Thaís conta que sempre esteve acima do peso considerado “padrão” pela sociedade. “Sempre fui gorda e foi na infância que comecei a dançar. Sofria preconceitos com meu corpo, mas como meu foco ali era a dança, não me importava com os comentários. Nunca tive problemas com a minha autoestima por causa das conversas constantes que tive com a minha família. Isso fez com que eu sempre me sentisse bonita e não ligasse para as opiniões alheias”, conta.
Mas, claro, sua trajetória é de superações. Sempre precisou provar sua capacidade devido ao preconceito. “Até hoje minha luta principal é pela conquista de direitos básicos, como assentos adequados nos transportes públicos e restaurantes, além do atendimento adequado para pessoas gordas com macas e equipamentos apropriados para corpos maiores nos atendimentos de saúde. Mas acredito que seja uma longa batalha, justamente por não existir políticas de inclusão para as pessoas gordas. Atualmente, possuo condições melhores para ter meu carro e não passar por humilhações diárias, mas já enfrentei diversas dificuldades, como não conseguir subir no transporte público e precisar me preocupar com o tamanho da porta dos estabelecimentos. Mas precisamos ter essa inclusão disponível para todas as condições sociais, queremos apenas nossos direitos básicos”, analisa. “Não me peso e não tenho preocupações em relação a isso. Foco em cuidar da minha saúde e em fazer com que outras pessoas passem a se amar mais como são”, reforça. E garante que a saúde vai muito bem. “Está tudo ótimo. Tenho alimentação saudável e pratico exercícios regularmente, nada fora do normal”, diz.
E não foi o fato de ter sido bailarina da cantora Anitta que fez dela uma mulher empoderada. “Na verdade, quando participei do quadro de bailarinas da Anitta consegui visibilidade para mostrar quem sempre fui.
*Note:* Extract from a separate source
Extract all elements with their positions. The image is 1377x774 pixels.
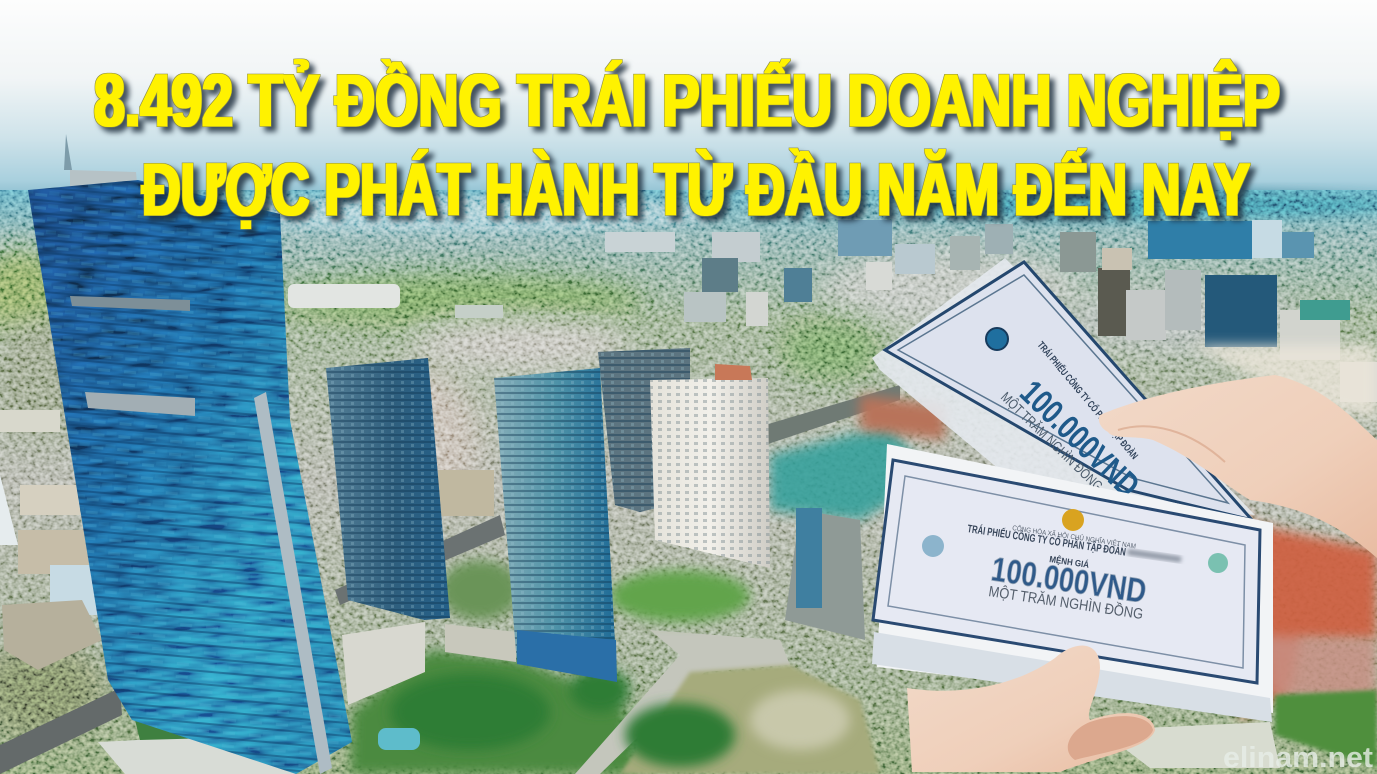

Sou empoderada desde minha infância. Por sempre ser minha própria referência, isso fez com que eu conquistasse esse empoderamento”, se posiciona.
“Nunca tive problemas para arranjar namorado, sempre fui bastante soltinha, tive autoconfiança, talvez por causa da dança. Sempre fui eu mesma e não tive muitos problemas em relação a isso”, explica ela que há seis anos compartilha a vida com Israel Reis. “Nos amamos muito e celebramos diariamente o nosso amor, o nosso encontro, a família que construímos juntos e que é a minha maior conquista. Temos duas filhas (Maria Clara e Eva) lindas, saudáveis, inteligentes e amorosas. Trabalhamos muito para criá-las em um ambiente acolhedor, amoroso e que elas cresçam sabendo que são muito queridas e que podem ser tudo que quiserem ser, sem que a sociedade e os padrões as limitem”, ressalta.
Thaís lembra que durante as duas gestações sofreu muito com a gordofobia médica. “Qualquer sintoma atípico que eu tivesse, a causa era sempre pelo fato de eu estar gorda. Não tive opção de escolha no parto, precisei fazer cesárea nas duas vezes por causa do meu peso”, recorda ela, que se tornou mais guerreira com o nascimento das meninas. “Com a chegada das minhas filhas adquiri maturidade e mais força. Quero construir um mundo melhor para elas”, se emociona.